Homeowners associations are abominations. They put "property value" above everything else to the point that you're not allowed to have the wrong brand of car or put your garbage out before midnight the night before it's collected. They should honestly be illegal.
"They" aren't som abstract entity, they're you and your neighbors. If you don't like the direction your homeowners association is going, why not join it and propose changes?
Making changes to an HOA, once it's established, is functionally impossible in many places due to the way they are set up. They require a certain percentage of homeowners to approve a change, which ends up being far more of them than you can get to respond to mailers or doorbells. The meetings of the HOAs themselves tend too often to devolve into wasting everyone's time on minor, petty differences about how to spend the dues.
This is at least partly intentional, I suspect, because it allows the city to make certain assumptions about newer neighborhoods which have these boilerplate HOAs that are essentially the same across a whole region. This type of thing may or may not be better in some situations than no HOA at all, but it undermines what I would consider true property ownership while also preventing any kind of effective adaptation to new information or circumstances over time. For example, I know of a neighborhood where they are required to put a certain color of asphalt shingles on their roofs when they need a new one (about every 10-15 years). Roof mounted solar panels or tiles will never be allowed in this neighborhood, which I find utterly insane.

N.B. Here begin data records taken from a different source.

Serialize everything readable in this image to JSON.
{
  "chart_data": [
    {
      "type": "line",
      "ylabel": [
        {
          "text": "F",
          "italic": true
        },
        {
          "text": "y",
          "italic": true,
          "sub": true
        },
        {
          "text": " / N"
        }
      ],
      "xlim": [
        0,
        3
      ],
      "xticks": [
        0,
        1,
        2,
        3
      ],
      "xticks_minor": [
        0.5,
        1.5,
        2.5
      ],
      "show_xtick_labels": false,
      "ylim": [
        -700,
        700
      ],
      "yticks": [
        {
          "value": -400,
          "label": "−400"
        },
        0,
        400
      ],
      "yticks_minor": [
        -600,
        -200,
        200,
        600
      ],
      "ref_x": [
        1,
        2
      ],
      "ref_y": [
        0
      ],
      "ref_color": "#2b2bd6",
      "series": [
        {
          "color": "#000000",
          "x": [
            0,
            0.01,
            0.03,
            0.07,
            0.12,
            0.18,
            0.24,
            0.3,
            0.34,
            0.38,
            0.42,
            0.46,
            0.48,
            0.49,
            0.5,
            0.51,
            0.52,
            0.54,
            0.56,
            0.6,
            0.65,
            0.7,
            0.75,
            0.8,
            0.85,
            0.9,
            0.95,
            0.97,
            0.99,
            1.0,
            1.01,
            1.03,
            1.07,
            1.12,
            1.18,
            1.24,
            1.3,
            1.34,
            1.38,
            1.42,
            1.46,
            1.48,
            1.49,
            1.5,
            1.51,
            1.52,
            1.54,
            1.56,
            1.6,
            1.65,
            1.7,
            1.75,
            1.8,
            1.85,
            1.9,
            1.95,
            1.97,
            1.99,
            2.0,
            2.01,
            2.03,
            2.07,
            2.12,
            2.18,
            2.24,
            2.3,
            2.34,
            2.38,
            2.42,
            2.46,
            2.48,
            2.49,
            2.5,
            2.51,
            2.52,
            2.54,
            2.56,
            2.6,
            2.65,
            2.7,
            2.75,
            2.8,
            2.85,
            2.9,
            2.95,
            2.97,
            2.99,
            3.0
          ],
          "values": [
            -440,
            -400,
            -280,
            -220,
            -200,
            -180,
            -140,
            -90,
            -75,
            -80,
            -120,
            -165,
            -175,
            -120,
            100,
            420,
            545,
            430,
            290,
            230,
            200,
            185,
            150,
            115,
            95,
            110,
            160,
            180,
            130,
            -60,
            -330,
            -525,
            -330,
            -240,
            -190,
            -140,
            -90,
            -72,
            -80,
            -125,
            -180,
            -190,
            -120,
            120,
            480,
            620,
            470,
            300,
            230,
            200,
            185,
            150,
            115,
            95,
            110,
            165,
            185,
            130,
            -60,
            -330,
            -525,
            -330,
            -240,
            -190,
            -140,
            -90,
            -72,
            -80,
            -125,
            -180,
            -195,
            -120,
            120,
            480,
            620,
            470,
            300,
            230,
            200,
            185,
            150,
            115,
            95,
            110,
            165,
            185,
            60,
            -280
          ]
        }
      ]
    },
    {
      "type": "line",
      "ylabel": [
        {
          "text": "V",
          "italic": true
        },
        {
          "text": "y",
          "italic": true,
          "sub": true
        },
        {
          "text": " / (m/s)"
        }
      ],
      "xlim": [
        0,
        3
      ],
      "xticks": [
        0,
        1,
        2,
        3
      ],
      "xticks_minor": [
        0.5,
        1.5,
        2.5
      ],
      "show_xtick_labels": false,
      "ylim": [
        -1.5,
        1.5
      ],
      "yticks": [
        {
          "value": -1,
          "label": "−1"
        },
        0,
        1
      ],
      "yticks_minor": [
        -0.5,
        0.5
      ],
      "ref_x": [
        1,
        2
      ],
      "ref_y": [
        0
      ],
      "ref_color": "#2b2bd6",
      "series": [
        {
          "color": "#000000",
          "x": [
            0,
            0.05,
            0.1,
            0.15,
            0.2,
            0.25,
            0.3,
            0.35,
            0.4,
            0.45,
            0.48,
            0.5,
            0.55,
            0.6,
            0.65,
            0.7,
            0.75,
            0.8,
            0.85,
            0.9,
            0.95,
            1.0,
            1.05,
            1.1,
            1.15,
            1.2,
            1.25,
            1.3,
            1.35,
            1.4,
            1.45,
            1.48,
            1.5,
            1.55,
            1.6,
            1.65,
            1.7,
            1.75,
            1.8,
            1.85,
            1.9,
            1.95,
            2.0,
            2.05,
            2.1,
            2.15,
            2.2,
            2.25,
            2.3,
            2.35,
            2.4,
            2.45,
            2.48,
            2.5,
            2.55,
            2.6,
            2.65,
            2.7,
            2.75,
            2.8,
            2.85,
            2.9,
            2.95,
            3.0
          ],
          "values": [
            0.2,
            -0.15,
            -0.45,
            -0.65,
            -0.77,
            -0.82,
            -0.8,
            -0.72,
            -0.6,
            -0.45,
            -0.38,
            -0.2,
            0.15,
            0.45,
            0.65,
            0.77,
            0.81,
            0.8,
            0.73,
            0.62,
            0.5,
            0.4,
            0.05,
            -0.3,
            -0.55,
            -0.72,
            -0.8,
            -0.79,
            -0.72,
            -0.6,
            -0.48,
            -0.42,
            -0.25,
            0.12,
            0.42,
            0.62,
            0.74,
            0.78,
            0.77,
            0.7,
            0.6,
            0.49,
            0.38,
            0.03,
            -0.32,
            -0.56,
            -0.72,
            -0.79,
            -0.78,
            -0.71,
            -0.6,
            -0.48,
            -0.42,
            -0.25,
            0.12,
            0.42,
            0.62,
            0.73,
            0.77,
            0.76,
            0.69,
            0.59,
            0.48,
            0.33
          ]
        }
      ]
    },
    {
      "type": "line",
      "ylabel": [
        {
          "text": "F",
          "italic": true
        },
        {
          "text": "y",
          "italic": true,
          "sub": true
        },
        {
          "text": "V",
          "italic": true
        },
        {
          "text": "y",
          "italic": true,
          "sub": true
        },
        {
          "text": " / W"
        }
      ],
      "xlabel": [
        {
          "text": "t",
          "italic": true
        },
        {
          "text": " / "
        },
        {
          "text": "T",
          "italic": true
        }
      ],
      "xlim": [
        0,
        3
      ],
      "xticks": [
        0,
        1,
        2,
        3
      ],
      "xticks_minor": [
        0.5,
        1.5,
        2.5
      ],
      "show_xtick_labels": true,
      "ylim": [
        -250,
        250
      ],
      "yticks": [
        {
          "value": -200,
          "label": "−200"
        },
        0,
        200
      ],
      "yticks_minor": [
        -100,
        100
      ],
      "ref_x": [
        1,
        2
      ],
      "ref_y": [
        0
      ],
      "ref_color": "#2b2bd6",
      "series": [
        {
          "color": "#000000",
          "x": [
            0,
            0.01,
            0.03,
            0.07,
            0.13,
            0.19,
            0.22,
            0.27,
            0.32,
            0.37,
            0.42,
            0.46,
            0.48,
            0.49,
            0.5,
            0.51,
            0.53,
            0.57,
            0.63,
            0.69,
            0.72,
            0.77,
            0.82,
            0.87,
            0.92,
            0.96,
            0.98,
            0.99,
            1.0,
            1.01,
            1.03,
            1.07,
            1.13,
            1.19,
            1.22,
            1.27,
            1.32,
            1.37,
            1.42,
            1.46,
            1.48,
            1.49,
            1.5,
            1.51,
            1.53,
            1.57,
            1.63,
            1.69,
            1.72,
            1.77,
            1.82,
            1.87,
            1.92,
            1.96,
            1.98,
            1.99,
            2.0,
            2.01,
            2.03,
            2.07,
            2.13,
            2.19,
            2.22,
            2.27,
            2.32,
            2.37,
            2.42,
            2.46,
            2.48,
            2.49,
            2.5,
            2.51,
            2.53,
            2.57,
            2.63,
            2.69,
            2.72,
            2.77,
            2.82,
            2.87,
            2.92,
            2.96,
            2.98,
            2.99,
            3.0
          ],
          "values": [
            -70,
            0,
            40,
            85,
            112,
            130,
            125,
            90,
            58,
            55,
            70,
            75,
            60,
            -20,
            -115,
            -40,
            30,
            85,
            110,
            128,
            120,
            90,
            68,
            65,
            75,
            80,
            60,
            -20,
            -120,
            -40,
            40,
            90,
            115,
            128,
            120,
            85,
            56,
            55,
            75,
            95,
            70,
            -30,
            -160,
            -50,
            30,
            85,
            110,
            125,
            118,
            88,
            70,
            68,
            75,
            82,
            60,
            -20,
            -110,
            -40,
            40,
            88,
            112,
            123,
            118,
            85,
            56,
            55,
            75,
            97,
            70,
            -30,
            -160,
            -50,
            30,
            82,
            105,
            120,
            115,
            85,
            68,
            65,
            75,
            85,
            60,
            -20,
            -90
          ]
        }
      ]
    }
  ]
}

If I was in a position to buy property, I would strongly favor a location unburdened by this kind of albatross.
Zoning is almost entirely a local affair, and it's city wide. HOA's are something I would personally stay far, far away from, but the amount of terrain they can effectively control is a small part of a city. I'd rather live in a more dynamic place with a few HOA's for people who want to live in a Rigidly Controlled Environment than what we have now, which is entire cities that are rigidly planned down to how many feet of front yard houses must have.